Gareth Edwards: I’ve never been to Mexico before we sat down and landed to start filming that movie so I had no agenda about Mexican immigration or anything like that. It was really not part of why this film was happening at all. Inevitably, it creeps into the movie because it’s so teed up, the metaphor of the wall and everything, it would apply to any country we went to. There’s always some internal politics in any country about two sides of something, so I think wherever we shot the film someone would have gone, “Ah you’re commenting on our internal problem!”

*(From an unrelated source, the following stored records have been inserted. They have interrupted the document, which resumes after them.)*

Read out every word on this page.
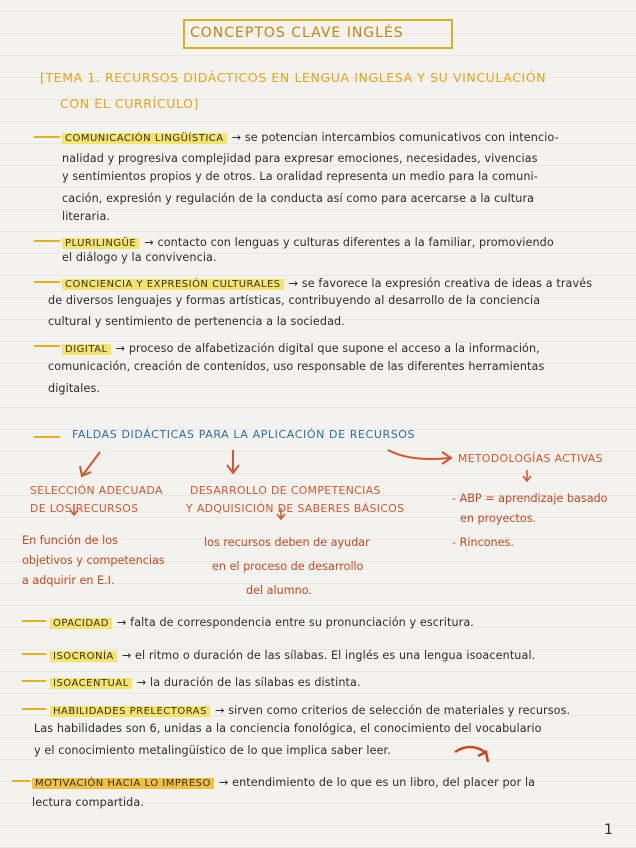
CONCEPTOS CLAVE INGLÉS
[TEMA 1. RECURSOS DIDÁCTICOS EN LENGUA INGLESA Y SU VINCULACIÓN
CON EL CURRÍCULO]
COMUNICACIÓN LINGÜÍSTICA → se potencian intercambios comunicativos con intencio-
nalidad y progresiva complejidad para expresar emociones, necesidades, vivencias
y sentimientos propios y de otros. La oralidad representa un medio para la comuni-
cación, expresión y regulación de la conducta así como para acercarse a la cultura
literaria.
PLURILINGÜE → contacto con lenguas y culturas diferentes a la familiar, promoviendo
el diálogo y la convivencia.
CONCIENCIA Y EXPRESIÓN CULTURALES → se favorece la expresión creativa de ideas a través
de diversos lenguajes y formas artísticas, contribuyendo al desarrollo de la conciencia
cultural y sentimiento de pertenencia a la sociedad.
DIGITAL → proceso de alfabetización digital que supone el acceso a la información,
comunicación, creación de contenidos, uso responsable de las diferentes herramientas
digitales.
FALDAS DIDÁCTICAS PARA LA APLICACIÓN DE RECURSOS
SELECCIÓN ADECUADA
DE LOS RECURSOS
En función de los
objetivos y competencias
a adquirir en E.I.
DESARROLLO DE COMPETENCIAS
Y ADQUISICIÓN DE SABERES BÁSICOS
los recursos deben de ayudar
en el proceso de desarrollo
del alumno.
METODOLOGÍAS ACTIVAS
- ABP = aprendizaje basado
en proyectos.
- Rincones.
OPACIDAD → falta de correspondencia entre su pronunciación y escritura.
ISOCRONÍA → el ritmo o duración de las sílabas. El inglés es una lengua isoacentual.
ISOACENTUAL → la duración de las sílabas es distinta.
HABILIDADES PRELECTORAS → sirven como criterios de selección de materiales y recursos.
Las habilidades son 6, unidas a la conciencia fonológica, el conocimiento del vocabulario
y el conocimiento metalingüístico de lo que implica saber leer.
MOTIVACIÓN HACIA LO IMPRESO → entendimiento de lo que es un libro, del placer por la
lectura compartida.
1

The one allegorical political thing that did interest me was the idea of labeling something a monster, calling it evil and then feeling like we have to eradicate it because it kills people, right, which is fine. But at what price do you kill a monster? If you are killing, in terms of eradicating it, if you end up killing 100 times or 1000 times more people than the thing you are killing ever kills, is that worth it? Or is it acceptable because it’s foreign people and not western people? So those sort of debates, I know we have a monster movie so it’s not serious as all that, but that’s the level of questions I really like. I again (regarding) the aliens in the film: I don’t think they would be evil or good. They just trying to survive.

MC: So, without spoiling too much what are the intentions of the aliens throughout the movie?

GE: It’s like they’re doing what the characters in the film are doing is that they’re trying to connect, they’re just trying to find a mate and they’re just trying to find a connection in a way. Their end goal is very similar to our characters end goal. I think some people it just goes over their heads.

MC: Some critics of your film have said there aren’t enough monsters in the movie. You brought up the point during your New York Comic Con panel is that some of the greatest monster movies, like Jaws, don’t constantly show the monster.

GE: I think what frustrates (people who want more monsters) is maybe in those other films they are constantly forced to think about the monster. Is it around the corner? Is it going to jump out? Is it going to do this? Whereas in our film, they are forced to think about things other than the monster. They are forced to think about are these two people going to make a connection. Are they going to get on the ferry on time? Is the military going to bomb? It’s not is this giant thing going to rip us to shreds. I think people get frustrated with the film because the main train of thought is not always the creatures.